Friday, November 27, 2009

Paying them to lie to us













Why do Washington politicians have so little credibility? Because they've earned it. As John Stossel explains, they routinely play tricks and dissemble to tell us what they think we want to hear; and in their latest trick-- claiming that health care reform won't add a penny to the deficit-- they're in rare form. 
I happily suspend disbelief when a magician says he'll saw a woman in half. That's entertainment. But when Harry Reid says he'll give 30 million additional people health coverage while cutting the deficit, improving health care and reducing its cost, it's not entertaining. It's incredible.

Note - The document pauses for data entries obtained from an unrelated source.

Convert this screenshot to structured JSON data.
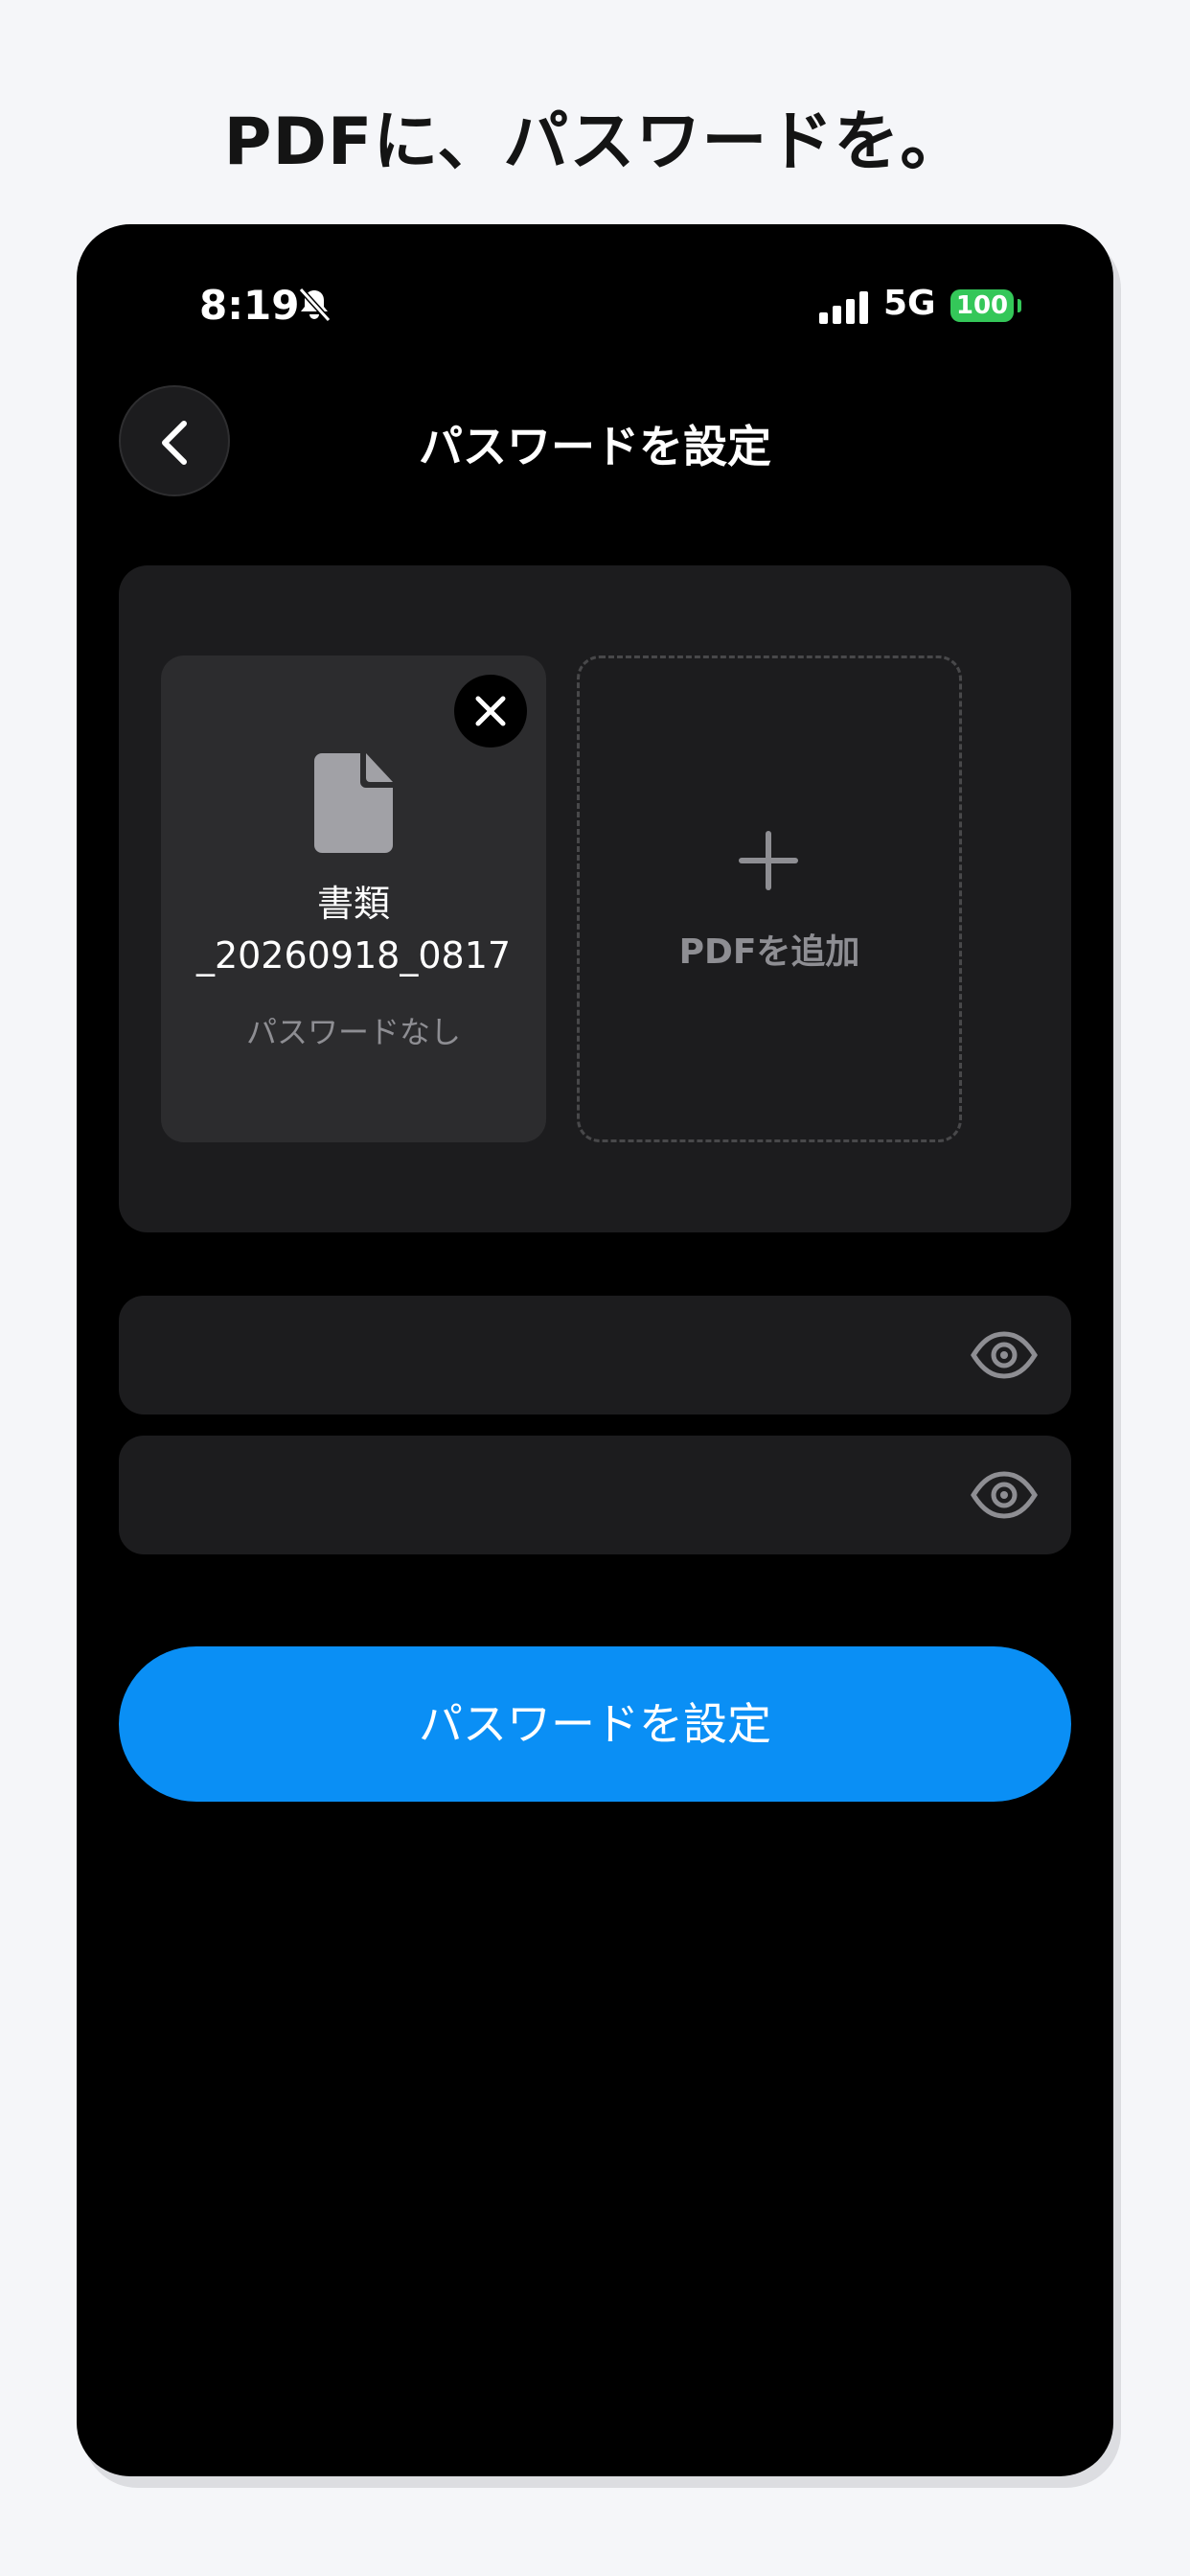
{
  "headline": "PDFに、パスワードを。",
  "status_bar": {
    "time": "8:19",
    "network": "5G",
    "battery": "100",
    "battery_color": "#34c759"
  },
  "nav": {
    "title": "パスワードを設定",
    "back_icon": "chevron-left-icon"
  },
  "files": [
    {
      "name_line1": "書類",
      "name_line2": "_20260918_0817",
      "status": "パスワードなし",
      "icon": "document-icon"
    }
  ],
  "add_pdf": {
    "label": "PDFを追加",
    "icon": "plus-icon"
  },
  "password_fields": [
    {
      "value": "",
      "placeholder": "",
      "icon": "eye-icon"
    },
    {
      "value": "",
      "placeholder": "",
      "icon": "eye-icon"
    }
  ],
  "submit": {
    "label": "パスワードを設定",
    "color": "#0a8ff5"
  }
}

The politicians have a hat full of tricks to make their schemes look cheaper than they are. The new revenues will pour in during Year One, but health care spending won't begin until Year Three or Four. To this the Cato Institute's Michael Tanner asks, "Wouldn't it be great if you could count a whole month's income, but only two weeks' expenditures in your household budget?"
To be deficit-reducers, the health care bills depend on a $200 billion cut in Medicare. Current law requires cuts in payments to doctors, but let's get real: Those cuts will never happen. The idea that Congress will "save $200 billion" by reducing payments for groups as influential as doctors and retirees is laughable. Since 2003, Congress has suspended those "required" cuts each year.
Our pandering congressmen rarely cut. They just spend. Even as the deficit grows, they vomit up our money onto new pet "green" projects, bailouts for irresponsible industries, gifts for special interests and guarantees to everyone.